On Friday, April 8 at 7 p.m., the University of Saskatchewan Students’ Union will hold their 10th Annual Independent Film Festival at Louis’, though you can hardly call it that.
While their “Film Fest” is certainly an event that resembles a festival where films are shown, the USSU Film Fest has so many problems with it that it actually discourages serious independent filmmakers from participating. Here are some of the most obvious and detrimental issues plaguing the yearly event:
The only criterion is that the USSU asks you to submit a film between 30 seconds and five minutes in length that isn’t racist, sexist, etc. This is a blank slate for filmmakers allowing them to do practically anything they want to do.
There is nothing specified about production year — the film could have been made 10 years or two days ago — and most significantly, nothing specified about copyright infringement.
And yet, even the extremely limited, open-ended criteria aren’t respected. Many of the winning films of previous years have been well over five minutes. The festival couldn’t even follow the one rule they set in place.
The films with the most votes from the viewing public win — there are three winners. There is no panel of competent judges who assess the artistic and entertainment merit of the films and determine the winners. Instead, the winners are chosen by a group of drunken university students crowded into Louis’. While there’s nothing intrinsically wrong with letting the crowd choose the winner, it leads to dishonesty and horrible abuses of the system.
When the prizes you’re giving out are items worth hundreds of dollars — this year’s prizes include a $500 home theatre system and two camcorders priced at $300 and $200, respectively — you should make sure the best films are awarded those prizes. Instead, with crowd voting, whoever can bring the most people wins.
Make a movie for $10, pay 30 people $2 bucks each to vote for your film, win a $500 home theatre system.
$500 ”“ $70 = a $430 gain.
While there are half a dozen or so films each year at the festival that seem genuinely independent and artistic, they are never the films that win. Instead, the guy who gets high, who has his friend film him with a handheld camera while he’s riding his bicycle erratically and yelling at oncoming cars and who sets his movie to his favourite Talking Heads song wins a prize. One filmmaker spends days crafting his or her film while the other spends 10 minutes and infringes on copyright.

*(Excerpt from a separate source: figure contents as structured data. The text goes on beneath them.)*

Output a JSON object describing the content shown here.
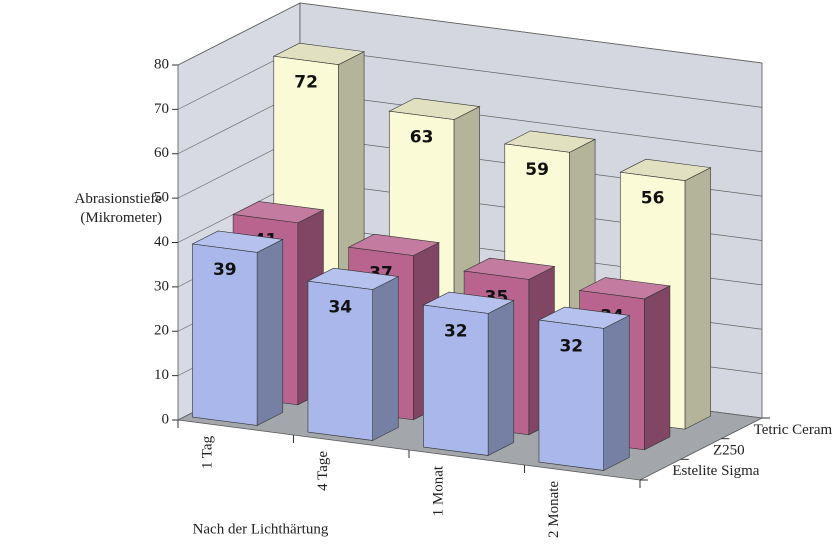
{
  "chart_data": {
    "type": "bar3d",
    "y_label": "Abrasionstiefe (Mikrometer)",
    "x_label": "Nach der Lichthärtung",
    "categories": [
      "1 Tag",
      "4 Tage",
      "1 Monat",
      "2 Monate"
    ],
    "series": [
      {
        "name": "Estelite Sigma",
        "color": "#a9b7ea",
        "values": [
          39,
          34,
          32,
          32
        ]
      },
      {
        "name": "Z250",
        "color": "#b8648e",
        "values": [
          41,
          37,
          35,
          34
        ]
      },
      {
        "name": "Tetric Ceram",
        "color": "#fafad6",
        "values": [
          72,
          63,
          59,
          56
        ]
      }
    ],
    "ylim": [
      0,
      80
    ],
    "yticks": [
      0,
      10,
      20,
      30,
      40,
      50,
      60,
      70,
      80
    ],
    "grid": true
  }
}
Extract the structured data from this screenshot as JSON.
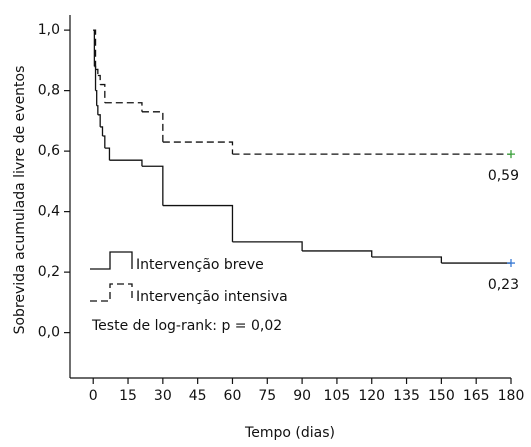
{
  "chart_data": {
    "type": "step",
    "x_label": "Tempo (dias)",
    "y_label": "Sobrevida acumulada livre de eventos",
    "xlim": [
      -10,
      180
    ],
    "ylim": [
      -0.15,
      1.05
    ],
    "xticks": [
      0,
      15,
      30,
      45,
      60,
      75,
      90,
      105,
      120,
      135,
      150,
      165,
      180
    ],
    "yticks": [
      {
        "value": 0,
        "label": "0,0"
      },
      {
        "value": 0.2,
        "label": "0,2"
      },
      {
        "value": 0.4,
        "label": "0,4"
      },
      {
        "value": 0.6,
        "label": "0,6"
      },
      {
        "value": 0.8,
        "label": "0,8"
      },
      {
        "value": 1.0,
        "label": "1,0"
      }
    ],
    "series": [
      {
        "name": "Intervenção breve",
        "color": "#111111",
        "dashed": false,
        "censor_color": "#3a7bd5",
        "end_label": "0,23",
        "x": [
          0,
          0.5,
          1,
          1.5,
          2,
          3,
          4,
          5,
          7,
          21,
          30,
          60,
          90,
          120,
          150,
          180
        ],
        "values": [
          1.0,
          0.88,
          0.8,
          0.75,
          0.72,
          0.68,
          0.65,
          0.61,
          0.57,
          0.55,
          0.42,
          0.3,
          0.27,
          0.25,
          0.23,
          0.23
        ]
      },
      {
        "name": "Intervenção intensiva",
        "color": "#111111",
        "dashed": true,
        "censor_color": "#3aa03a",
        "end_label": "0,59",
        "x": [
          0,
          1,
          2,
          3,
          5,
          21,
          30,
          60,
          180
        ],
        "values": [
          1.0,
          0.87,
          0.85,
          0.82,
          0.76,
          0.73,
          0.63,
          0.59,
          0.59
        ]
      }
    ],
    "annotation": "Teste de log-rank: p = 0,02"
  }
}
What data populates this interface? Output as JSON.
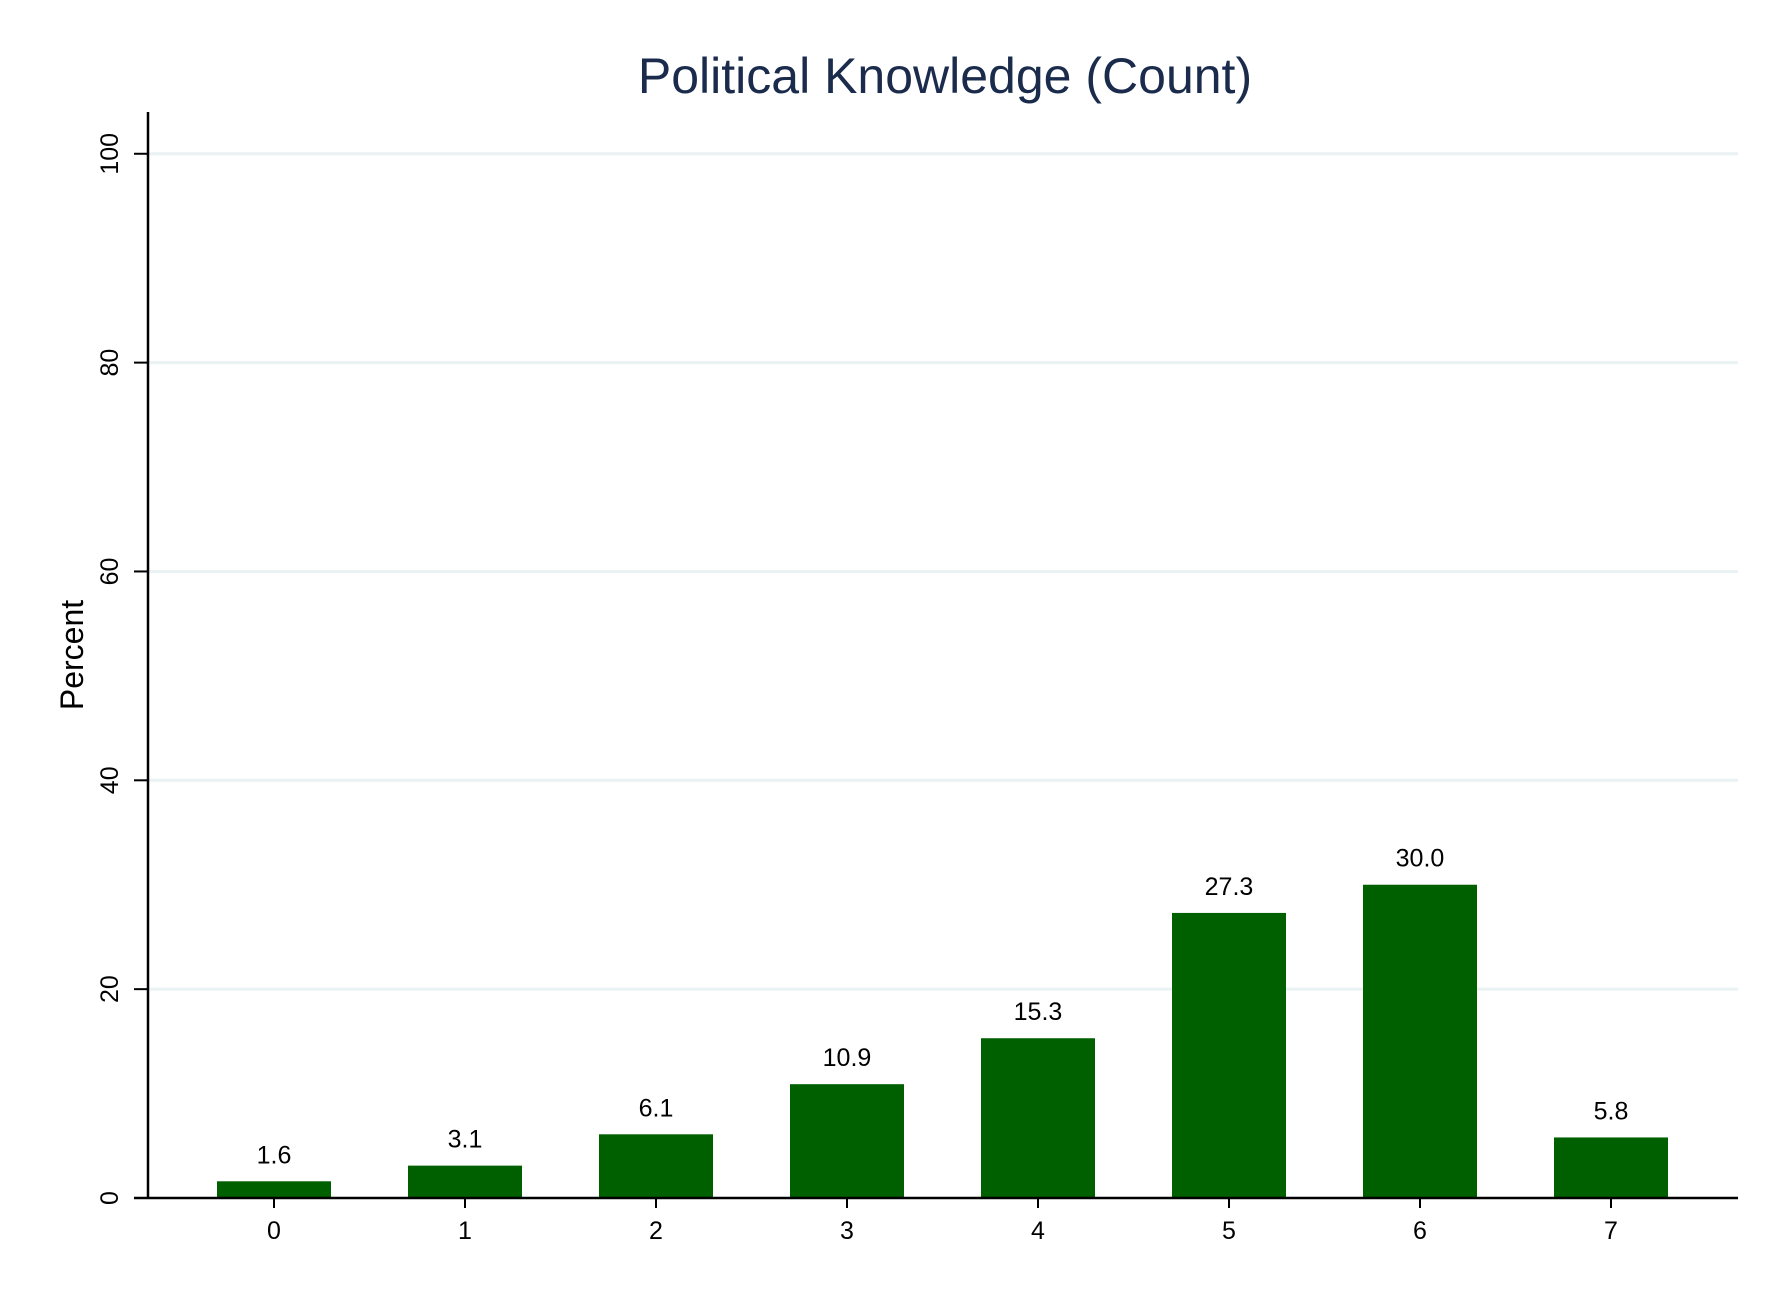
{
  "chart_data": {
    "type": "bar",
    "title": "Political Knowledge (Count)",
    "xlabel": "",
    "ylabel": "Percent",
    "categories": [
      "0",
      "1",
      "2",
      "3",
      "4",
      "5",
      "6",
      "7"
    ],
    "values": [
      1.6,
      3.1,
      6.1,
      10.9,
      15.3,
      27.3,
      30.0,
      5.8
    ],
    "data_labels": [
      "1.6",
      "3.1",
      "6.1",
      "10.9",
      "15.3",
      "27.3",
      "30.0",
      "5.8"
    ],
    "y_ticks": [
      0,
      20,
      40,
      60,
      80,
      100
    ],
    "y_tick_labels": [
      "0",
      "20",
      "40",
      "60",
      "80",
      "100"
    ],
    "ylim": [
      0,
      104
    ],
    "grid": true,
    "legend": "none",
    "colors": {
      "bar": "#006000",
      "grid": "#eaf2f3",
      "axis": "#000000",
      "title": "#1a2b4c"
    }
  }
}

There’s a gulf in quality, and while such disparity is to be expected at independent film festivals, the filmmakers who pour their souls into their films should be awarded, not the people who film their inside jokes and call it entertainment.
If you want to win the top prize at the festival this year, here’s some advice for you: bribe 20 or so people you know to come with you and vote for your film. If the past years are any indication, the person with the largest entourage at Louis’ wins, so even if your film is literally footage of you eating a sandwich and nothing else, with your large group of supporters you’re pretty much guaranteed to win.
If there are any USSU members reading this article, please take these critiques to heart and re-evaluate the festival. They aren’t made out of malice or a personal vendetta against the festival, but out of a desire to encourage quality filmmaking on campus. Even if you disagree with all the above points, at least change the name of the festival and call it the “USSU’s Annual Movie Popularity Contest.” Be honest with the title.
The U of S should have a film festival, but the event that we currently call one is broken and in serious need of repair.
We have an amazing artistic community on campus and dozens of aspiring independent filmmakers with brilliant ideas just waiting for a venue to share their art. But when genuine artists are discouraged from participating because their labours of love that took countless hours to write, plan, shoot and edit lose to videos of guys dicking around on camera set to their favourite songs, there’s something seriously wrong.
I know it’s not the Toronto International Film Festival, but it’s not too much to ask the USSU Film Festival to have some standards of quality and professionalism.